If we move away from the argument of spatiality to that of people and see the threat of infiltration as a threat to outnumber Assamese people, the same fear has to be interpreted through practical concerns for jobs as much as through discomforting questions of authenticity and appropriate culture. In fact in many of the debates amongst people and in some sections of the media too the invasion of physical space and culture have both been dissolved into one threat. This is a very faulty and dangerous dissolve since it gives a profoundly biased view of the situation.
Assam has never been a region in which a single community can lay claim to be its original inhabitant. Although the name itself can easily lead to many misconceptions of Assam being the land of the Assamese people, it has always been a multiethnic state. In struggles for self rule within the state or land acquisition drives, for example, the multiethnic and power relations prevalent amongst various groups within the state have been highlighted. At various points in time, different groups have struggled against each other, showing the need to rethink the idea of how people live together in Assam and the relative expectations of each constituent part.
During times of communal violence, in the popular rhetoric, the fact that minorities are from another country with a different religion and are in large numbers is seen to be a major problem. In the context of Assam this becomes a supposed threat. Assam shares its boundary with the developing country of Bangladesh and there has been continuous temporary and permanent migration from there. The changing cultural geography of Assam as certain areas become dominated by the Muslim population has been viewed as a gradual conquest. Muslims with a long beard who go to Mosques and sing the Azaan in a distinct tone are regarded as untrustworthy outsiders.
Such an attitude does not arise from difference per se, however. It arises from the fact that these differences are not soon erased through total assimilation. Assamese Muslims who can speak Assamese and dress like they do are not regarded as strangers but as ‘one of us’. But the politics of this process of assimilation is concealed and increasingly, homogeneity is understood as natural and as authentic.
In the light of this whole debate, it becomes increasingly important to not confuse the sense of threat with impending danger. While population increase, unemployment and land scarcity are real issues, we are not properly resolving these challenges by premature and facile hypotheses which invoke the idea of an enemy or an infiltrator. No matter how idealist it might sound in the political narrative today to talk about borderless existence and stateless rule, there are in actuality a lot more movements of people than ever before.

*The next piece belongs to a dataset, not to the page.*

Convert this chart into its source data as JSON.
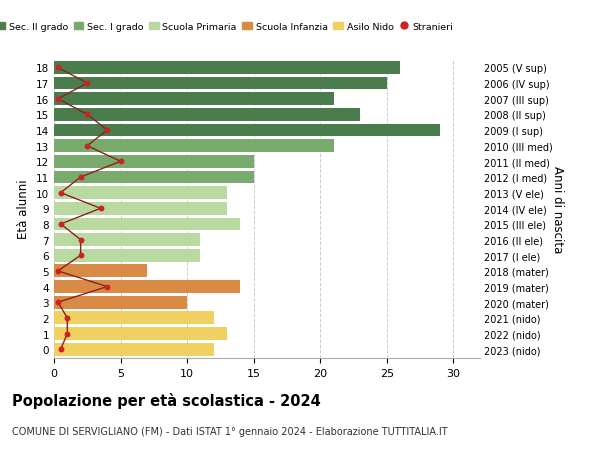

As long as people are on the move there will always be adaptation and there should be simultaneous acknowledgement of difference. It is probably because in the case of Assam there has been less interexchange of migrants between India and Bangladesh, that this has been seen largely as a cause of concern for one party. In order to have a sane and humane discussion, political and civic leaders from both countries should think of ways to make their regions attractive to migrants by increasing employment opportunities. Seeing difference as dangerous and the notion of the authentic Assamese people as the solution is a shameful, lazy and cowardly way of avoiding difficult decisions and the hard work it will take to build a congenial environment for the state as a whole to survive.